A New Measure of Shape Difference

Abstract

The Modal Assurance Criterion (MAC) is currently the most popular method for measuring whether or not two mode shapes are strongly correlated. In fact, MAC can be applied to any two sets of data that can be defined as a shape, e.g. mode shapes, Operating Deflection Shapes (ODS’s), or two time or frequency domain waveforms. When applied to two Frequency Response Functions (FRFs) MAC has been renamed FRAC (Allemang RJ, The modal assurance criterion (MAC): twenty years of use and abuse. In: Proceedings of the international modal analysis conference, 2002).

MAC values range between 0 and 1. If MAC = 1, the two shapes are identical. A “rule of thumb” is that two shapes are similar or strongly correlated if MAC > 0.9, and they are different or weakly correlated if MAC < 0.9.

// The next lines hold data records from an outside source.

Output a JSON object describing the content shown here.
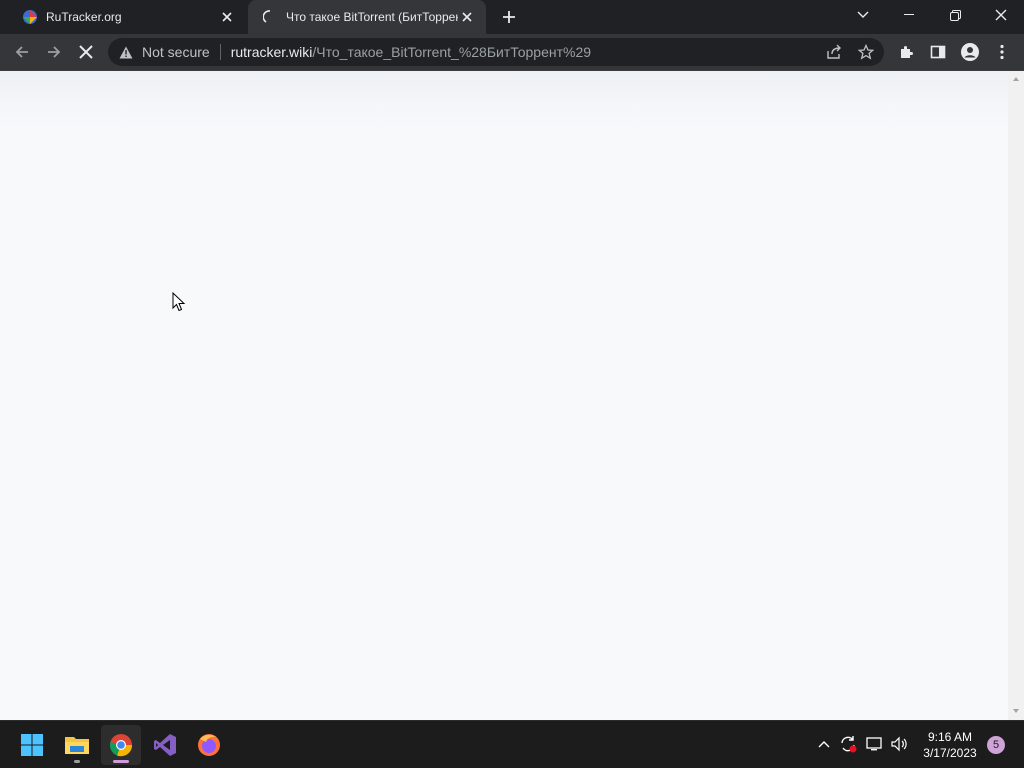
{
  "tabs": [
    {
      "title": "RuTracker.org",
      "icon": "rutracker-favicon",
      "active": false
    },
    {
      "title": "Что такое BitTorrent (БитТоррент)",
      "icon": "loading-spinner-icon",
      "active": true
    }
  ],
  "omnibox": {
    "security": "Not secure",
    "host": "rutracker.wiki",
    "path": "/Что_такое_BitTorrent_%28БитТоррент%29"
  },
  "taskbar": {
    "apps": [
      "windows-start",
      "file-explorer",
      "google-chrome",
      "visual-studio",
      "firefox"
    ],
    "time": "9:16 AM",
    "date": "3/17/2023",
    "notifications": "5"
  },
  "colors": {
    "tabstrip": "#202124",
    "toolbar": "#35363a",
    "page": "#f8f9fb",
    "taskbar": "#1c1c1c"
  }
}
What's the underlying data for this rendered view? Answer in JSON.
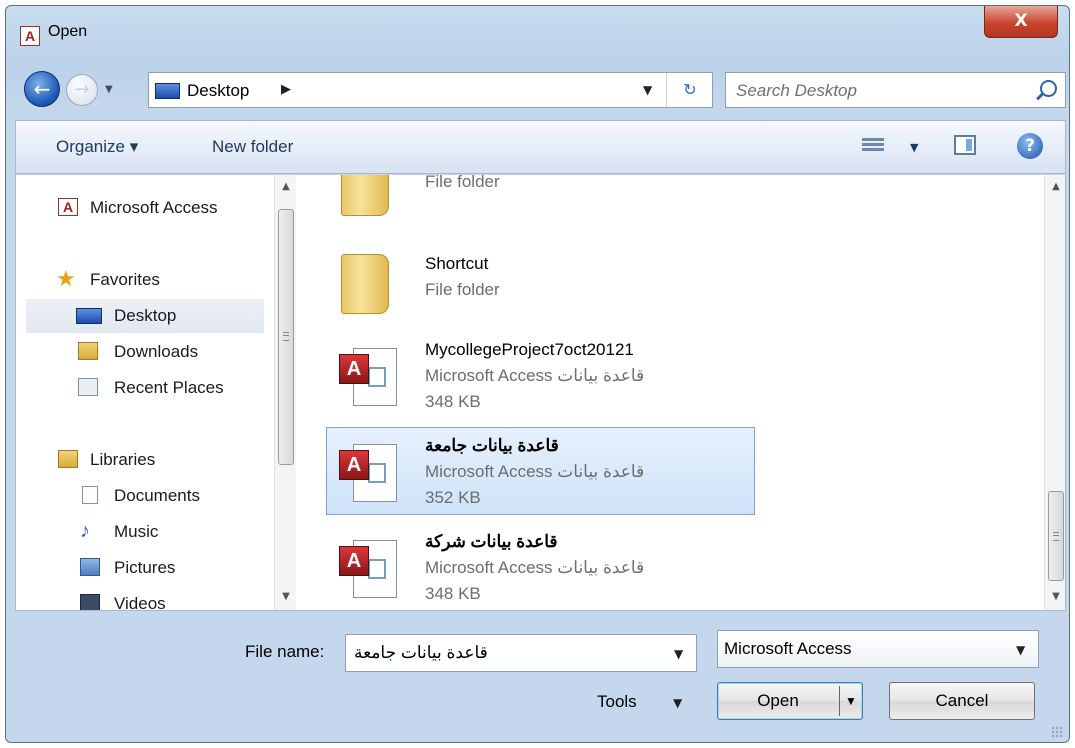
{
  "window": {
    "title": "Open",
    "app_icon_letter": "A",
    "close_glyph": "X"
  },
  "navigation": {
    "back_glyph": "←",
    "forward_glyph": "→",
    "history_glyph": "▼",
    "address": "Desktop",
    "address_sep": "▶",
    "address_drop": "▼",
    "refresh_glyph": "↻",
    "search_placeholder": "Search Desktop"
  },
  "toolbar": {
    "organize_label": "Organize ▾",
    "new_folder_label": "New folder",
    "views_drop": "▼",
    "help_glyph": "?"
  },
  "sidebar": {
    "items": [
      {
        "label": "Microsoft Access",
        "icon": "access-icon"
      },
      {
        "label": "Favorites",
        "icon": "star-icon"
      },
      {
        "label": "Desktop",
        "icon": "desktop-icon",
        "selected": true
      },
      {
        "label": "Downloads",
        "icon": "downloads-icon"
      },
      {
        "label": "Recent Places",
        "icon": "recent-places-icon"
      },
      {
        "label": "Libraries",
        "icon": "libraries-icon"
      },
      {
        "label": "Documents",
        "icon": "documents-icon"
      },
      {
        "label": "Music",
        "icon": "music-icon"
      },
      {
        "label": "Pictures",
        "icon": "pictures-icon"
      },
      {
        "label": "Videos",
        "icon": "videos-icon"
      }
    ]
  },
  "files": [
    {
      "name": "",
      "type": "File folder",
      "size": "",
      "kind": "folder-partial"
    },
    {
      "name": "Shortcut",
      "type": "File folder",
      "size": "",
      "kind": "folder"
    },
    {
      "name": "MycollegeProject7oct20121",
      "type": "Microsoft Access قاعدة بيانات",
      "size": "348 KB",
      "kind": "access"
    },
    {
      "name": "قاعدة بيانات جامعة",
      "type": "Microsoft Access قاعدة بيانات",
      "size": "352 KB",
      "kind": "access",
      "selected": true
    },
    {
      "name": "قاعدة بيانات شركة",
      "type": "Microsoft Access قاعدة بيانات",
      "size": "348 KB",
      "kind": "access"
    }
  ],
  "bottom": {
    "file_name_label": "File name:",
    "file_name_value": "قاعدة بيانات جامعة",
    "file_type_value": "Microsoft Access",
    "tools_label": "Tools",
    "tools_drop": "▼",
    "open_label": "Open",
    "open_drop": "▼",
    "cancel_label": "Cancel"
  },
  "colors": {
    "selection": "#cfe3f8",
    "selection_border": "#7da2ce",
    "access_red": "#c0272d",
    "chrome": "#c4d7ec"
  }
}
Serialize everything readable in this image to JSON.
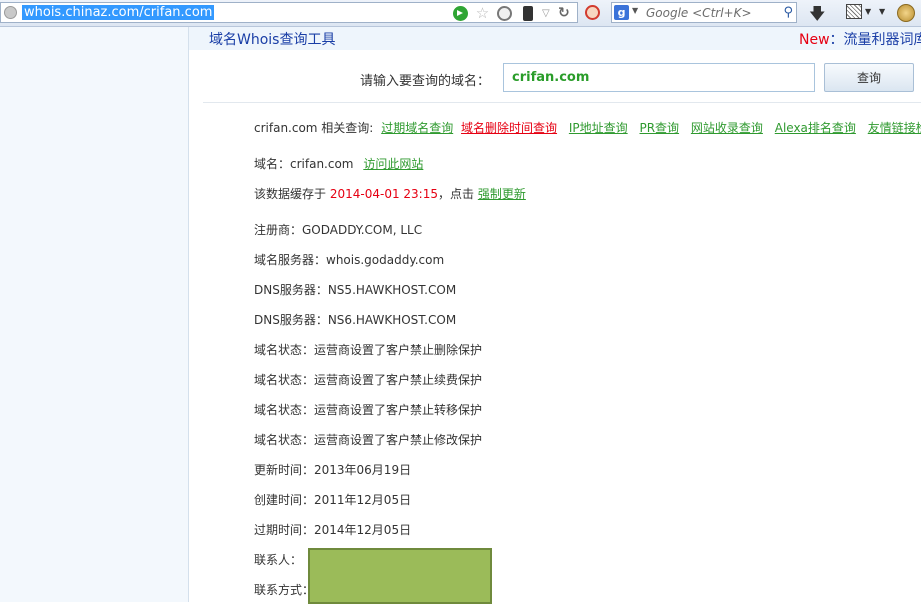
{
  "browser": {
    "url": "whois.chinaz.com/crifan.com",
    "search_placeholder": "Google <Ctrl+K>"
  },
  "header": {
    "tool_title": "域名Whois查询工具",
    "new_label": "New",
    "new_text": "：流量利器词库"
  },
  "search": {
    "prompt": "请输入要查询的域名：",
    "value": "crifan.com",
    "button_label": "查询"
  },
  "related": {
    "prefix": "crifan.com 相关查询:",
    "links": [
      {
        "label": "过期域名查询"
      },
      {
        "label": "域名删除时间查询"
      },
      {
        "label": "IP地址查询"
      },
      {
        "label": "PR查询"
      },
      {
        "label": "网站收录查询"
      },
      {
        "label": "Alexa排名查询"
      },
      {
        "label": "友情链接检测"
      }
    ]
  },
  "domain": {
    "label": "域名：crifan.com",
    "visit_link": "访问此网站"
  },
  "cache": {
    "prefix": "该数据缓存于",
    "time": "2014-04-01 23:15",
    "middle": "，点击",
    "refresh_link": "强制更新"
  },
  "records": [
    "注册商：GODADDY.COM, LLC",
    "域名服务器：whois.godaddy.com",
    "DNS服务器：NS5.HAWKHOST.COM",
    "DNS服务器：NS6.HAWKHOST.COM",
    "域名状态：运营商设置了客户禁止删除保护",
    "域名状态：运营商设置了客户禁止续费保护",
    "域名状态：运营商设置了客户禁止转移保护",
    "域名状态：运营商设置了客户禁止修改保护",
    "更新时间：2013年06月19日",
    "创建时间：2011年12月05日",
    "过期时间：2014年12月05日",
    "联系人：",
    "联系方式："
  ],
  "colors": {
    "link_green": "#2f9a2f",
    "accent_red": "#e60012",
    "title_blue": "#1a3ea6",
    "redaction": "#9bbb59"
  }
}
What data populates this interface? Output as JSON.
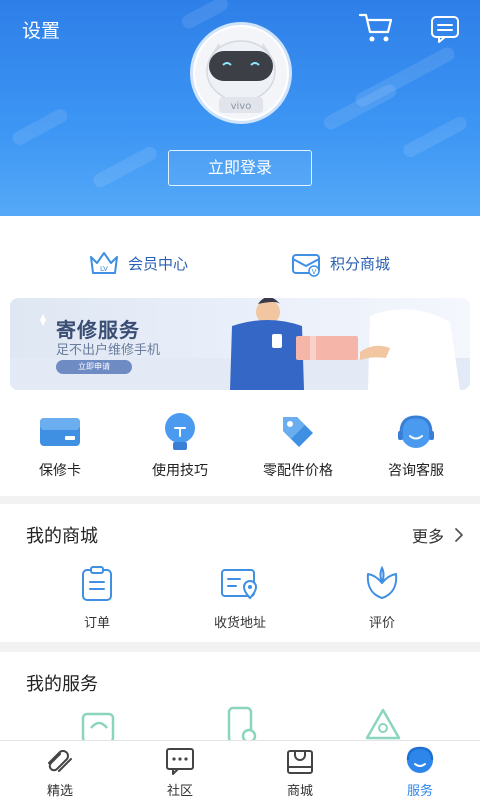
{
  "header": {
    "settings_label": "设置",
    "login_label": "立即登录",
    "avatar_text": "vivo"
  },
  "member": {
    "vip_label": "会员中心",
    "points_label": "积分商城"
  },
  "banner": {
    "title": "寄修服务",
    "subtitle": "足不出户维修手机",
    "button": "立即申请"
  },
  "quick_actions": [
    {
      "label": "保修卡",
      "icon": "warranty-card-icon"
    },
    {
      "label": "使用技巧",
      "icon": "lightbulb-icon"
    },
    {
      "label": "零配件价格",
      "icon": "price-tag-icon"
    },
    {
      "label": "咨询客服",
      "icon": "customer-service-icon"
    }
  ],
  "my_mall": {
    "title": "我的商城",
    "more_label": "更多",
    "items": [
      {
        "label": "订单",
        "icon": "order-icon"
      },
      {
        "label": "收货地址",
        "icon": "address-icon"
      },
      {
        "label": "评价",
        "icon": "review-icon"
      }
    ]
  },
  "my_service": {
    "title": "我的服务"
  },
  "tabbar": [
    {
      "label": "精选",
      "icon": "featured-icon",
      "active": false
    },
    {
      "label": "社区",
      "icon": "community-icon",
      "active": false
    },
    {
      "label": "商城",
      "icon": "mall-icon",
      "active": false
    },
    {
      "label": "服务",
      "icon": "service-icon",
      "active": true
    }
  ],
  "colors": {
    "brand_blue": "#2f86ea",
    "header_top": "#2e7fe8",
    "icon_blue": "#3f8fe3"
  }
}
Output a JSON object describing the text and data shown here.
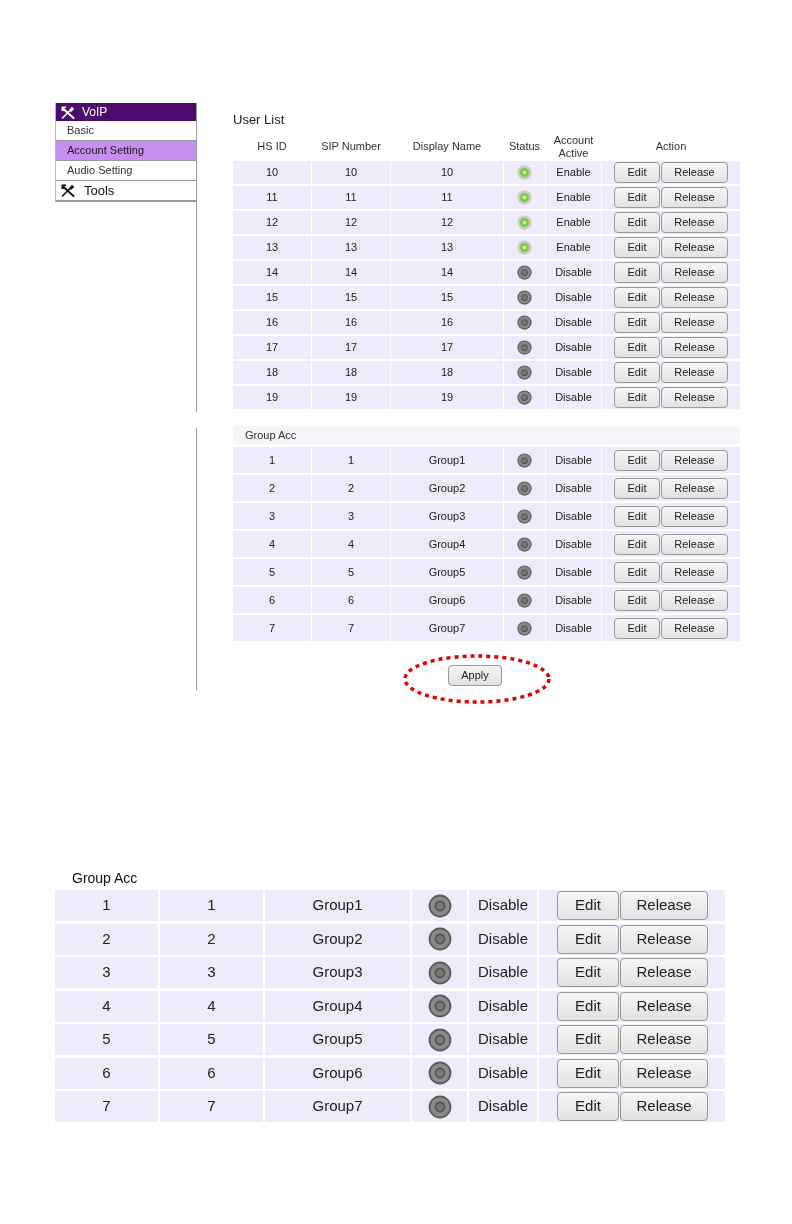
{
  "sidebar": {
    "sections": [
      {
        "title": "VoIP",
        "expanded": true,
        "items": [
          {
            "label": "Basic",
            "selected": false
          },
          {
            "label": "Account Setting",
            "selected": true
          },
          {
            "label": "Audio Setting",
            "selected": false
          }
        ]
      },
      {
        "title": "Tools",
        "expanded": false
      }
    ]
  },
  "user_list": {
    "title": "User List",
    "columns": [
      "HS ID",
      "SIP Number",
      "Display Name",
      "Status",
      "Account Active",
      "Action"
    ],
    "rows": [
      {
        "hs_id": "10",
        "sip_number": "10",
        "display_name": "10",
        "online": true,
        "account_active": "Enable",
        "actions": [
          "Edit",
          "Release"
        ]
      },
      {
        "hs_id": "11",
        "sip_number": "11",
        "display_name": "11",
        "online": true,
        "account_active": "Enable",
        "actions": [
          "Edit",
          "Release"
        ]
      },
      {
        "hs_id": "12",
        "sip_number": "12",
        "display_name": "12",
        "online": true,
        "account_active": "Enable",
        "actions": [
          "Edit",
          "Release"
        ]
      },
      {
        "hs_id": "13",
        "sip_number": "13",
        "display_name": "13",
        "online": true,
        "account_active": "Enable",
        "actions": [
          "Edit",
          "Release"
        ]
      },
      {
        "hs_id": "14",
        "sip_number": "14",
        "display_name": "14",
        "online": false,
        "account_active": "Disable",
        "actions": [
          "Edit",
          "Release"
        ]
      },
      {
        "hs_id": "15",
        "sip_number": "15",
        "display_name": "15",
        "online": false,
        "account_active": "Disable",
        "actions": [
          "Edit",
          "Release"
        ]
      },
      {
        "hs_id": "16",
        "sip_number": "16",
        "display_name": "16",
        "online": false,
        "account_active": "Disable",
        "actions": [
          "Edit",
          "Release"
        ]
      },
      {
        "hs_id": "17",
        "sip_number": "17",
        "display_name": "17",
        "online": false,
        "account_active": "Disable",
        "actions": [
          "Edit",
          "Release"
        ]
      },
      {
        "hs_id": "18",
        "sip_number": "18",
        "display_name": "18",
        "online": false,
        "account_active": "Disable",
        "actions": [
          "Edit",
          "Release"
        ]
      },
      {
        "hs_id": "19",
        "sip_number": "19",
        "display_name": "19",
        "online": false,
        "account_active": "Disable",
        "actions": [
          "Edit",
          "Release"
        ]
      }
    ]
  },
  "group_account": {
    "title": "Group Acc",
    "rows": [
      {
        "hs_id": "1",
        "sip_number": "1",
        "display_name": "Group1",
        "online": false,
        "account_active": "Disable",
        "actions": [
          "Edit",
          "Release"
        ]
      },
      {
        "hs_id": "2",
        "sip_number": "2",
        "display_name": "Group2",
        "online": false,
        "account_active": "Disable",
        "actions": [
          "Edit",
          "Release"
        ]
      },
      {
        "hs_id": "3",
        "sip_number": "3",
        "display_name": "Group3",
        "online": false,
        "account_active": "Disable",
        "actions": [
          "Edit",
          "Release"
        ]
      },
      {
        "hs_id": "4",
        "sip_number": "4",
        "display_name": "Group4",
        "online": false,
        "account_active": "Disable",
        "actions": [
          "Edit",
          "Release"
        ]
      },
      {
        "hs_id": "5",
        "sip_number": "5",
        "display_name": "Group5",
        "online": false,
        "account_active": "Disable",
        "actions": [
          "Edit",
          "Release"
        ]
      },
      {
        "hs_id": "6",
        "sip_number": "6",
        "display_name": "Group6",
        "online": false,
        "account_active": "Disable",
        "actions": [
          "Edit",
          "Release"
        ]
      },
      {
        "hs_id": "7",
        "sip_number": "7",
        "display_name": "Group7",
        "online": false,
        "account_active": "Disable",
        "actions": [
          "Edit",
          "Release"
        ]
      }
    ]
  },
  "apply_button": {
    "label": "Apply",
    "circled": true
  },
  "group_account_enlarged": {
    "title": "Group Acc",
    "rows": [
      {
        "hs_id": "1",
        "sip_number": "1",
        "display_name": "Group1",
        "online": false,
        "account_active": "Disable",
        "actions": [
          "Edit",
          "Release"
        ]
      },
      {
        "hs_id": "2",
        "sip_number": "2",
        "display_name": "Group2",
        "online": false,
        "account_active": "Disable",
        "actions": [
          "Edit",
          "Release"
        ]
      },
      {
        "hs_id": "3",
        "sip_number": "3",
        "display_name": "Group3",
        "online": false,
        "account_active": "Disable",
        "actions": [
          "Edit",
          "Release"
        ]
      },
      {
        "hs_id": "4",
        "sip_number": "4",
        "display_name": "Group4",
        "online": false,
        "account_active": "Disable",
        "actions": [
          "Edit",
          "Release"
        ]
      },
      {
        "hs_id": "5",
        "sip_number": "5",
        "display_name": "Group5",
        "online": false,
        "account_active": "Disable",
        "actions": [
          "Edit",
          "Release"
        ]
      },
      {
        "hs_id": "6",
        "sip_number": "6",
        "display_name": "Group6",
        "online": false,
        "account_active": "Disable",
        "actions": [
          "Edit",
          "Release"
        ]
      },
      {
        "hs_id": "7",
        "sip_number": "7",
        "display_name": "Group7",
        "online": false,
        "account_active": "Disable",
        "actions": [
          "Edit",
          "Release"
        ]
      }
    ]
  }
}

MAC is a measure of the co - linearity of two shapes. That is, it measures whether or not two shapes lie together on the same straight line. MAC has two limitations however;

1. 1.

   MAC does not measure the difference in values of two shapes.

2. 2.

   MAC requires at least two shape components. The MAC value for two shapes with one component, i.e. two scalars, is always 1.

In this paper, a new measure, called the Shape Difference Indicator (SDI), is introduced which overcomes the two limitations of MAC. This new measure is more useful for machinery and structural health monitoring applications where, for instance, changes in vibration levels or temperatures are typically used to detect a fault.

An example is given showing how SDI indicates that shape pairs are different even when their MAC values indicate that they are the same, i.e. they are co-linear. A second example shows how SDI can be used not only to detect a fault, but also to correctly identify the fault by comparing its shape values with those in a database of known fault conditions.